Top officers at 20th CBRNE have apparently been using the fake profiles to “friend” subordinates and then join special, often secret or private groups for months. Once inside, they monitor their soldiers’ online activity.
The fake accounts are often made believable by careful manipulation and the clever use of pictures of college-age sluts.
“This is totally beyond the pale,” said Staff Sgt. Rory Pence. “I can't believe the bosses would engage in this behavior.”
Pence says he accepted a friend request from someone claiming to be “Tracy ‘Funbags’ McGee” a few months ago. McGee’s “About” section identifies her as “a dental hygienist who loves to party and is open to possibly coming to visit you if you allow her access to your photos and friend list.”
“I only accepted her because she’s mutual friends with my buddy Mike down in 722,” McGee says. “But now it turns out that it’s Col.

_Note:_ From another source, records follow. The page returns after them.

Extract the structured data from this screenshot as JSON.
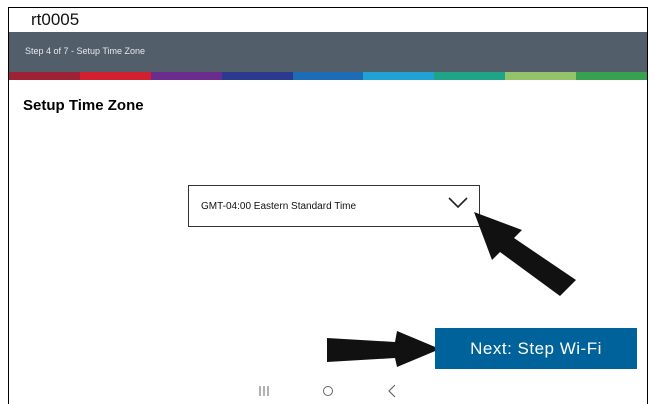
{
  "window": {
    "title": "rt0005"
  },
  "wizard": {
    "step_text": "Step 4 of 7 - Setup Time Zone",
    "strip_colors": [
      "#9e2236",
      "#d3202e",
      "#6a2d8e",
      "#2b3a8f",
      "#1c6db5",
      "#21a2d4",
      "#1fa487",
      "#94c36a",
      "#38a04e"
    ]
  },
  "page": {
    "title": "Setup Time Zone"
  },
  "timezone": {
    "selected": "GMT-04:00 Eastern Standard Time"
  },
  "actions": {
    "next_label": "Next: Step Wi-Fi"
  },
  "navigation": {
    "icons": [
      "recent-apps-icon",
      "home-icon",
      "back-icon"
    ]
  },
  "colors": {
    "header": "#525e69",
    "button": "#00629a"
  }
}
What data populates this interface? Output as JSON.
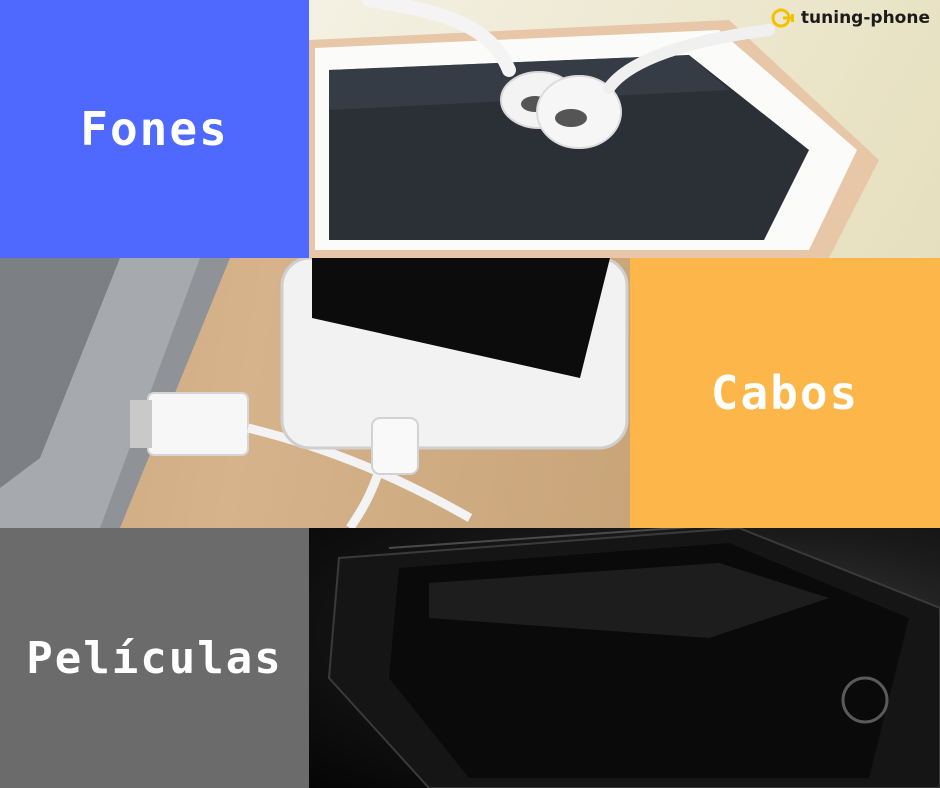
{
  "brand": {
    "name": "tuning-phone",
    "accent": "#f2c200"
  },
  "tiles": {
    "fones": {
      "label": "Fones",
      "color": "#4f68fe"
    },
    "cabos": {
      "label": "Cabos",
      "color": "#fdb64a"
    },
    "peliculas": {
      "label": "Películas",
      "color": "#6b6b6b"
    }
  },
  "icons": {
    "logo": "tuning-phone-logo-icon"
  }
}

Sieber, checking up on me to see if I did anything illegal when I went to Cabo over Spring Break.”
“Thank God I dropped my phone in that pond before I could post any of those pictures,” Pence added.

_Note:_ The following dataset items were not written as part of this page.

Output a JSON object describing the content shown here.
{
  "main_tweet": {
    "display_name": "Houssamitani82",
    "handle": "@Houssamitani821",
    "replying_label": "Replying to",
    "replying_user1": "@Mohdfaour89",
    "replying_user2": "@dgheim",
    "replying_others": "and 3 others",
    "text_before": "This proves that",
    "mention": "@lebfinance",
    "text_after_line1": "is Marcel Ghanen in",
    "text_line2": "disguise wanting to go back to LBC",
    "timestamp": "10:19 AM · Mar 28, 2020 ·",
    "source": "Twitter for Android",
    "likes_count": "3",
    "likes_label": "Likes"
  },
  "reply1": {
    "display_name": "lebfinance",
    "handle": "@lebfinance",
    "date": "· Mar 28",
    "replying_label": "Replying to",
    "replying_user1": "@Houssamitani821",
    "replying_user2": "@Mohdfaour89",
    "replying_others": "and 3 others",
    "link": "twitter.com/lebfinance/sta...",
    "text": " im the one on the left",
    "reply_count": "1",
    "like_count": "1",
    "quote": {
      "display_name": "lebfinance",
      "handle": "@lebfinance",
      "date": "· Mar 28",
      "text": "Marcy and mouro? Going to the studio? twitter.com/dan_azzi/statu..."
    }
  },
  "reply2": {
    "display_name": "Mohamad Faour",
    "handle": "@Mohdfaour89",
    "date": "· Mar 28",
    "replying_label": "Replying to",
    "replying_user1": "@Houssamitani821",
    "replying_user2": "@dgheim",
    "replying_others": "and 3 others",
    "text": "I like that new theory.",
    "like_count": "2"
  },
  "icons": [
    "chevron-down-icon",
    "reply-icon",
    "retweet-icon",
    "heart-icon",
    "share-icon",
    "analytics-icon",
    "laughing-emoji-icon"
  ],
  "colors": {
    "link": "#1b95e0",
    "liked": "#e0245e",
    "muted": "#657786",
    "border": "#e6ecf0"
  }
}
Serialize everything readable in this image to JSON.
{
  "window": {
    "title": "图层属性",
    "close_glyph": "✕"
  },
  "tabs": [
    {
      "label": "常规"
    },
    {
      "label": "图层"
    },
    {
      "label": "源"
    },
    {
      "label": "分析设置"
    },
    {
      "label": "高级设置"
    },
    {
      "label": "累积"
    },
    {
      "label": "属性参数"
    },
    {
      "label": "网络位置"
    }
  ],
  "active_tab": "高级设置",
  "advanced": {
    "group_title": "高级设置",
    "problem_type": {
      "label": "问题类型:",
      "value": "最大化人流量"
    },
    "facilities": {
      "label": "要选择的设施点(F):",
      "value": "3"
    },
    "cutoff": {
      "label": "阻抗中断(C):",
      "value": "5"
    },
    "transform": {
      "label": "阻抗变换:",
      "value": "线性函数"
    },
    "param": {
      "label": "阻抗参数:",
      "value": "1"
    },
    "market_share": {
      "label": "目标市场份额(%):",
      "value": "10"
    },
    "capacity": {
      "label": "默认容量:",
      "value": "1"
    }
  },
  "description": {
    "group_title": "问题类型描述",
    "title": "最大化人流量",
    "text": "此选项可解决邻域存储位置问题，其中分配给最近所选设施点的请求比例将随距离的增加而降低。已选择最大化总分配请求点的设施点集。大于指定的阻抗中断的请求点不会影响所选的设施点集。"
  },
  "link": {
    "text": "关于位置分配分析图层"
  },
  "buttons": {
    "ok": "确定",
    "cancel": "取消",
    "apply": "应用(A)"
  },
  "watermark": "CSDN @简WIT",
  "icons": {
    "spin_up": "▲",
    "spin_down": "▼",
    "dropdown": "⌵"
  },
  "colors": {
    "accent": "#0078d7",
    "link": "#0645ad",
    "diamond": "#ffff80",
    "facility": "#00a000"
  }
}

Other fake accounts include both EOD Group commanders and the Chemical Brigade commander, who spoof their subordinates under the names “Lester Sham,” “Holly Hide,” and “Coxtopher Chris,” respectively.
Soldiers say the leaders even went so far as to join suicide prevention and sexual assault survivor groups that their soldiers belong to.
“Yeah, I was on phone watch last fall and got a call from a guy who was talking about taking his life,” said Sgt. Lisa Poindexter, who belongs to the ‘EOD ASSIST’ suicide prevention group. “He became distraught and hung up, and I posted to the group asking if anybody knew where the guy lived and could somebody go over and physically check on him.”
“Well, it ended up working out,” Poindexter continued, “but the next day at work, the Group Commander took me aside and asked about it.”
“There’s no way she could have known about that,” said Poindexter emphatically, “unless she was spying on us.”
For their part, the 20th CBRNE leadership are unrepentant.
“Of course we’re going to spy on our soldiers,” said the commander, Brig. Gen. William King, “because we care about them. We’re disbanding 13 EOD companies and two of their battalions, necessitating us to kick out several dozen of them.”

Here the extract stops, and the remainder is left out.